SYSTRAN / faster-whisper

Faster Whisper transcription with CTranslate2
MIT License
12.43k stars 1.04k forks source link

Bad performance #1073

Open 1848 opened 3 weeks ago

1848 commented 3 weeks ago

Hi,

I already found #279 and I think I have the same issue. I am using the code from #279 for benchmarking (only checking faster-whisper). A 2 seconds wav-file needs nearly 3 seconds to process with the "small" model. Using large-v3 takes 12 seconds. Running a VM with 8 cores (2,4ghz) and 16GB memory, no GPU. Python 3.12 and faster-whisper 1.0.3

I dont think this performance is expected, right?

rjwilmsi commented 2 weeks ago

A 2-second clip isn't a great test - the model takes time to load. Your measured time may be mostly model load rather than transcription. I would test on at least a 30-second clip.

The OpenAI Whisper models are optimized for GPUs. The original whisper ones are much slower on CPUs - though the difference is reduced with faster-whisper.

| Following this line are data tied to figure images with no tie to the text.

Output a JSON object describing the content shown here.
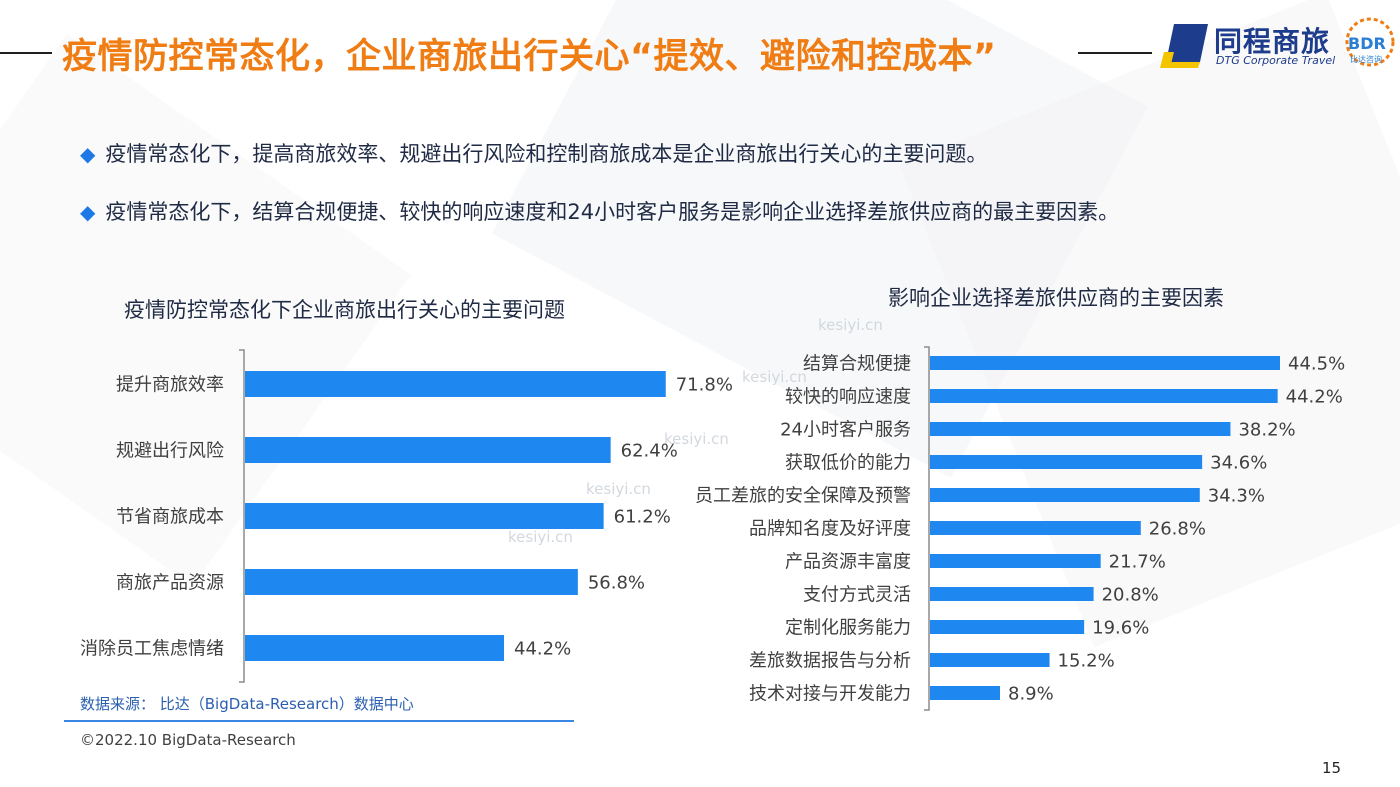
{
  "header": {
    "title": "疫情防控常态化，企业商旅出行关心“提效、避险和控成本”",
    "logo_cn": "同程商旅",
    "logo_en": "DTG Corporate Travel",
    "bdr_text": "BDR",
    "bdr_sub": "比达咨询"
  },
  "bullets": [
    "疫情常态化下，提高商旅效率、规避出行风险和控制商旅成本是企业商旅出行关心的主要问题。",
    "疫情常态化下，结算合规便捷、较快的响应速度和24小时客户服务是影响企业选择差旅供应商的最主要因素。"
  ],
  "bullet_marker": "◆",
  "watermark": "kesiyi.cn",
  "chart_data": [
    {
      "type": "bar",
      "orientation": "horizontal",
      "title": "疫情防控常态化下企业商旅出行关心的主要问题",
      "categories": [
        "提升商旅效率",
        "规避出行风险",
        "节省商旅成本",
        "商旅产品资源",
        "消除员工焦虑情绪"
      ],
      "values": [
        71.8,
        62.4,
        61.2,
        56.8,
        44.2
      ],
      "labels": [
        "71.8%",
        "62.4%",
        "61.2%",
        "56.8%",
        "44.2%"
      ],
      "unit": "%",
      "xlim": [
        0,
        100
      ],
      "color": "#1e88f0"
    },
    {
      "type": "bar",
      "orientation": "horizontal",
      "title": "影响企业选择差旅供应商的主要因素",
      "categories": [
        "结算合规便捷",
        "较快的响应速度",
        "24小时客户服务",
        "获取低价的能力",
        "员工差旅的安全保障及预警",
        "品牌知名度及好评度",
        "产品资源丰富度",
        "支付方式灵活",
        "定制化服务能力",
        "差旅数据报告与分析",
        "技术对接与开发能力"
      ],
      "values": [
        44.5,
        44.2,
        38.2,
        34.6,
        34.3,
        26.8,
        21.7,
        20.8,
        19.6,
        15.2,
        8.9
      ],
      "labels": [
        "44.5%",
        "44.2%",
        "38.2%",
        "34.6%",
        "34.3%",
        "26.8%",
        "21.7%",
        "20.8%",
        "19.6%",
        "15.2%",
        "8.9%"
      ],
      "unit": "%",
      "xlim": [
        0,
        44.5
      ],
      "color": "#1e88f0"
    }
  ],
  "footer": {
    "source": "数据来源：  比达（BigData-Research）数据中心",
    "copyright": "©2022.10 BigData-Research",
    "page": "15"
  }
}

Some reference numbers from my testing with the "small" model: 6 min 30 second audio in English

Original OpenAI Whisper: small, beam size 5. Ryzen 5 5600G desktop CPU: 4m 22s NVIDIA GTX 1050 Ti Max-Q: 1m31s

Faster-whisper: int8 quantized model, beam size 5, 4 CPU threads for CPU mode: Ryzen 5 5600G desktop CPU: 0m54s Ryzen 5 5600U laptop CPU: 1m3s NVIDIA GTX 1050 Ti Max-Q: 0m28s

For faster-whisper I found that more than 4 CPU threads made little difference. Memory bandwidth matters as single RAM stick increased time by 50% or so.